F. D.: –Hablamos del trabajo como una investigación o una búsqueda que lleva adelante el paciente. No somos simplemente un acompañante. Somos como un coinvestigador, un equipo, donde ellos son los directores de investigación. Ese es el rol del paciente, porque siempre nos plantean callejones sin salida teóricos o impasses. Hace mucho tiempo, en un asilo, un paciente crónico me dijo: “Cuando yo estoy bien es cuando estoy enfermo y cuando estoy enfermo estoy bien. Contésteme, ¿cómo es esto?”. Tardé más o menos veinte años en contestar. Recientemente, entendí que en momentos que podemos llamar “maníacos”, la euforia del estar bien hace que la mente camine muy rápido y resuelva muchas cosas. Registra mucha información en torno del sujeto. Eso es cuando están excitados, en un estado de demasía. Allí es cuando recogen la mayor información para contarnos cosas. Pero después, siempre hay un momento de relajamiento, donde uno se encuentra agotado, como después de una creación; hay un momento terrible de vacío y sin embargo ahí estamos bien, pero parecemos enfermos, cuando en realidad nos estamos recomponiendo. Otro ejemplo de teoría podría ser cuando nos dicen que el trabajo que hacemos no sirve para nada. Usted no sirve para nada, es un “nulo”. Esa nulidad es muy importante poder compartirla, porque a partir de ese no valor va a comenzar un intercambio y se va a crear valor entre ambos. Siempre son los pacientes quienes nos están jaqueando. Son guerreros para salir de las autopistas del pensamiento.

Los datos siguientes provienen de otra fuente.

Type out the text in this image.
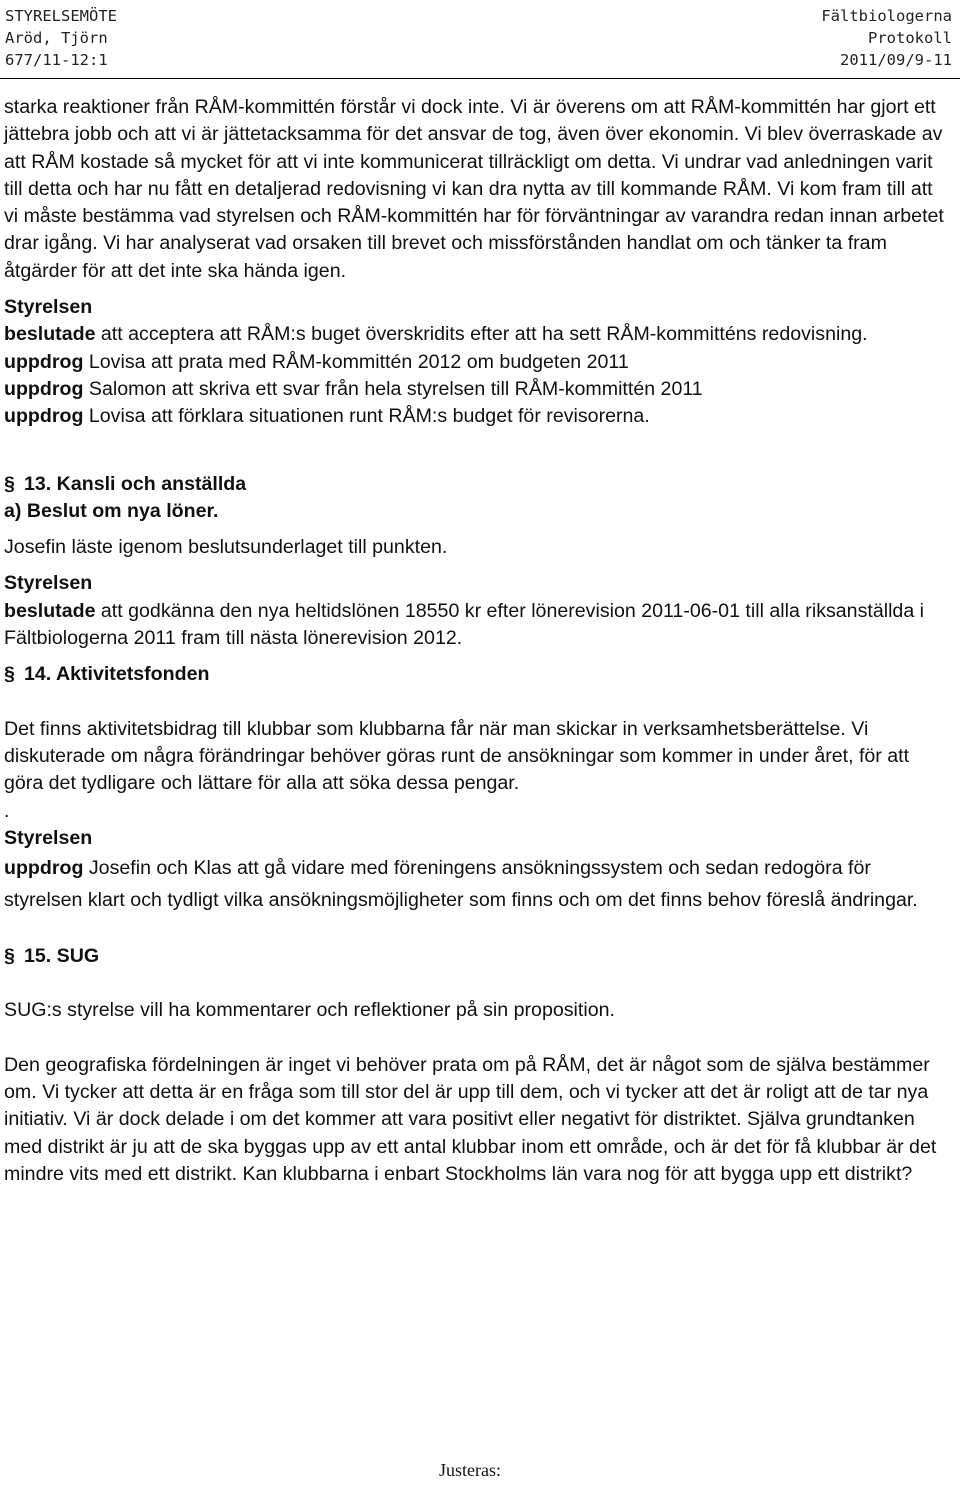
STYRELSEMÖTE	Fältbiologerna
Aröd, Tjörn	Protokoll
677/11-12:1	2011/09/9-11

starka reaktioner från RÅM-kommittén förstår vi dock inte. Vi är överens om att RÅM-kommittén har gjort ett jättebra jobb och att vi är jättetacksamma för det ansvar de tog, även över ekonomin. Vi blev överraskade av att RÅM kostade så mycket för att vi inte kommunicerat tillräckligt om detta. Vi undrar vad anledningen varit till detta och har nu fått en detaljerad redovisning vi kan dra nytta av till kommande RÅM. Vi kom fram till att vi måste bestämma vad styrelsen och RÅM-kommittén har för förväntningar av varandra redan innan arbetet drar igång. Vi har analyserat vad orsaken till brevet och missförstånden handlat om och tänker ta fram åtgärder för att det inte ska hända igen.

Styrelsen

beslutade att acceptera att RÅM:s buget överskridits efter att ha sett RÅM-kommitténs redovisning.

uppdrog Lovisa att prata med RÅM-kommittén 2012 om budgeten 2011

uppdrog Salomon att skriva ett svar från hela styrelsen till RÅM-kommittén 2011

uppdrog Lovisa att förklara situationen runt RÅM:s budget för revisorerna.

§ 13. Kansli och anställda

a) Beslut om nya löner.

Josefin läste igenom beslutsunderlaget till punkten.

Styrelsen

beslutade att godkänna den nya heltidslönen 18550 kr efter lönerevision 2011-06-01 till alla riksanställda i Fältbiologerna 2011 fram till nästa lönerevision 2012.

§ 14. Aktivitetsfonden

Det finns aktivitetsbidrag till klubbar som klubbarna får när man skickar in verksamhetsberättelse. Vi diskuterade om några förändringar behöver göras runt de ansökningar som kommer in under året, för att göra det tydligare och lättare för alla att söka dessa pengar.

.

Styrelsen

uppdrog Josefin och Klas att gå vidare med föreningens ansökningssystem och sedan redogöra för styrelsen klart och tydligt vilka ansökningsmöjligheter som finns och om det finns behov föreslå ändringar.

§ 15. SUG

SUG:s styrelse vill ha kommentarer och reflektioner på sin proposition.

Den geografiska fördelningen är inget vi behöver prata om på RÅM, det är något som de själva bestämmer om. Vi tycker att detta är en fråga som till stor del är upp till dem, och vi tycker att det är roligt att de tar nya initiativ. Vi är dock delade i om det kommer att vara positivt eller negativt för distriktet. Själva grundtanken med distrikt är ju att de ska byggas upp av ett antal klubbar inom ett område, och är det för få klubbar är det mindre vits med ett distrikt. Kan klubbarna i enbart Stockholms län vara nog för att bygga upp ett distrikt?

Justeras:
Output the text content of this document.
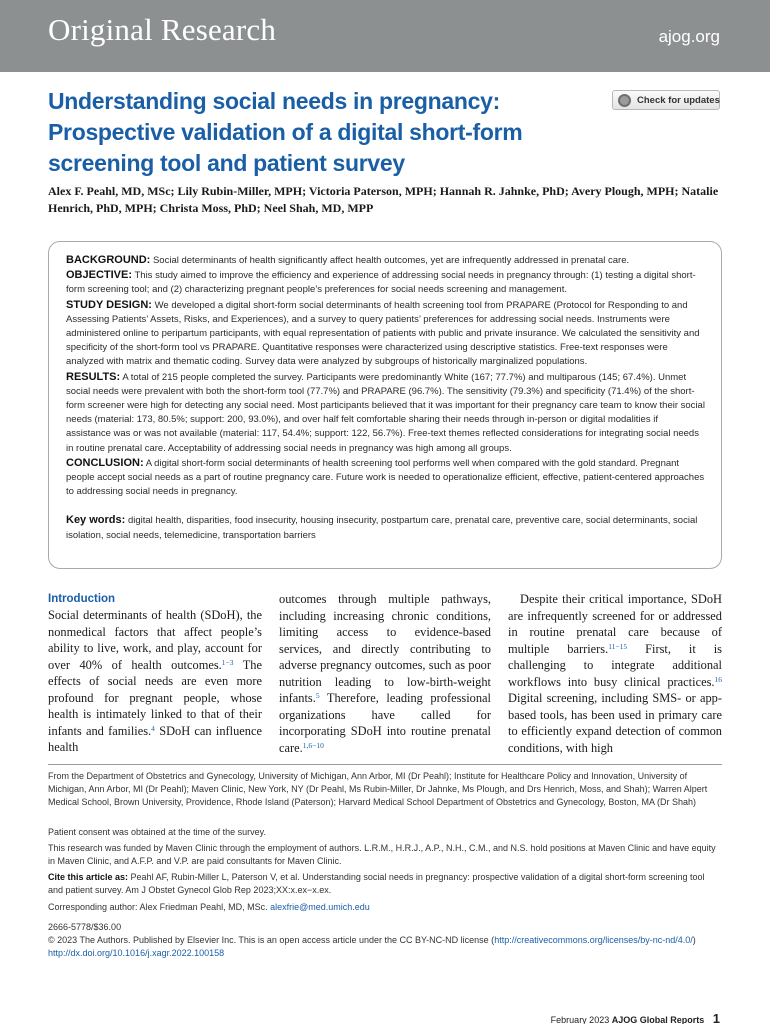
Original Research	ajog.org
Understanding social needs in pregnancy: Prospective validation of a digital short-form screening tool and patient survey
Check for updates
Alex F. Peahl, MD, MSc; Lily Rubin-Miller, MPH; Victoria Paterson, MPH; Hannah R. Jahnke, PhD; Avery Plough, MPH; Natalie Henrich, PhD, MPH; Christa Moss, PhD; Neel Shah, MD, MPP

BACKGROUND: Social determinants of health significantly affect health outcomes, yet are infrequently addressed in prenatal care.

OBJECTIVE: This study aimed to improve the efficiency and experience of addressing social needs in pregnancy through: (1) testing a digital short-form screening tool; and (2) characterizing pregnant people’s preferences for social needs screening and management.

STUDY DESIGN: We developed a digital short-form social determinants of health screening tool from PRAPARE (Protocol for Responding to and Assessing Patients’ Assets, Risks, and Experiences), and a survey to query patients’ preferences for addressing social needs. Instruments were administered online to peripartum participants, with equal representation of patients with public and private insurance. We calculated the sensitivity and specificity of the short-form tool vs PRAPARE. Quantitative responses were characterized using descriptive statistics. Free-text responses were analyzed with matrix and thematic coding. Survey data were analyzed by subgroups of historically marginalized populations.

RESULTS: A total of 215 people completed the survey. Participants were predominantly White (167; 77.7%) and multiparous (145; 67.4%). Unmet social needs were prevalent with both the short-form tool (77.7%) and PRAPARE (96.7%). The sensitivity (79.3%) and specificity (71.4%) of the short-form screener were high for detecting any social need. Most participants believed that it was important for their pregnancy care team to know their social needs (material: 173, 80.5%; support: 200, 93.0%), and over half felt comfortable sharing their needs through in-person or digital modalities if assistance was or was not available (material: 117, 54.4%; support: 122, 56.7%). Free-text themes reflected considerations for integrating social needs in routine prenatal care. Acceptability of addressing social needs in pregnancy was high among all groups.

CONCLUSION: A digital short-form social determinants of health screening tool performs well when compared with the gold standard. Pregnant people accept social needs as a part of routine pregnancy care. Future work is needed to operationalize efficient, effective, patient-centered approaches to addressing social needs in pregnancy.

Key words: digital health, disparities, food insecurity, housing insecurity, postpartum care, prenatal care, preventive care, social determinants, social isolation, social needs, telemedicine, transportation barriers

Introduction
Social determinants of health (SDoH), the nonmedical factors that affect people’s ability to live, work, and play, account for over 40% of health outcomes.$^{1-3}$ The effects of social needs are even more profound for pregnant people, whose health is intimately linked to that of their infants and families.$^4$ SDoH can influence health
outcomes through multiple pathways, including increasing chronic conditions, limiting access to evidence-based services, and directly contributing to adverse pregnancy outcomes, such as poor nutrition leading to low-birth-weight infants.$^5$ Therefore, leading professional organizations have called for incorporating SDoH into routine prenatal care.$^{1,6-10}$
Despite their critical importance, SDoH are infrequently screened for or addressed in routine prenatal care because of multiple barriers.$^{11-15}$ First, it is challenging to integrate additional workflows into busy clinical practices.$^{16}$ Digital screening, including SMS- or app-based tools, has been used in primary care to efficiently expand detection of common conditions, with high
From the Department of Obstetrics and Gynecology, University of Michigan, Ann Arbor, MI (Dr Peahl); Institute for Healthcare Policy and Innovation, University of Michigan, Ann Arbor, MI (Dr Peahl); Maven Clinic, New York, NY (Dr Peahl, Ms Rubin-Miller, Dr Jahnke, Ms Plough, and Drs Henrich, Moss, and Shah); Warren Alpert Medical School, Brown University, Providence, Rhode Island (Paterson); Harvard Medical School Department of Obstetrics and Gynecology, Boston, MA (Dr Shah)
Patient consent was obtained at the time of the survey.
This research was funded by Maven Clinic through the employment of authors. L.R.M., H.R.J., A.P., N.H., C.M., and N.S. hold positions at Maven Clinic and have equity in Maven Clinic, and A.F.P. and V.P. are paid consultants for Maven Clinic.
Cite this article as: Peahl AF, Rubin-Miller L, Paterson V, et al. Understanding social needs in pregnancy: prospective validation of a digital short-form screening tool and patient survey. Am J Obstet Gynecol Glob Rep 2023;XX:x.ex−x.ex.
Corresponding author: Alex Friedman Peahl, MD, MSc. alexfrie@med.umich.edu
2666-5778/$36.00
© 2023 The Authors. Published by Elsevier Inc. This is an open access article under the CC BY-NC-ND license (http://creativecommons.org/licenses/by-nc-nd/4.0/)
http://dx.doi.org/10.1016/j.xagr.2022.100158
February 2023 AJOG Global Reports 1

J-M. G.: –Podemos decir también, simplificando mucho, que ocurre un acontecimiento terrible que puede ser un hecho político o natural que conduce a una catástrofe. A catástrofes que pueden ser a nivel de un país o de una familia. Entonces tenemos la instalación de lo que nosotros llamamos un trauma, que supone dos condiciones: la primera, que aquel que va a venir a consultarnos, a vernos, se ha encontrado cara a cara con la muerte. La segunda es que ha sido traicionado por los suyos, por su familia, por su país. Eso constituye un trauma. Y eso quiere decir que el hecho que se produjo al comienzo, para ese sujeto, ha salido de la historia. Ya no puede hablar más de eso porque la palabra ha sido traicionada. Y entonces, ¿qué ocurre? Sobre ese punto, esa persona se convierte en el acontecimiento, en el hecho. El no viene a hablarnos de un hecho, viene a mostrárnoslo. Por ejemplo, cuando ese sujeto tiene un diagnóstico de locura, se dice que está alucinando el acontecimiento. ¡No está alucinando nada! El ve los acontecimientos con los ojos, no con un defecto del cerebro. O sea que los ojos funcionan a la inversa: ponen frente a él el acontecimiento para mostrárnoslo a nosotros. Entonces le plantean al analista una impasse lógico: él dice que ve el acontecimiento, el analista dice que no ve nada. El otro le está diciendo: “Yo lo veo, contésteme”. El es el acontecimiento, entonces yo, analista, qué hago con alguien que es un acontecimiento. No puedo decirle: “Cálmese”. No puedo decirle: “Usted no es la Revolución Francesa”. Yo, como analista, ¿qué hago con ese hecho? Es el paciente el que nos va enseñar la teoría que tiene que ver con esto. En el libro, hemos escrito una pequeña máxima: “El trauma le habla al trauma y sólo al trauma”.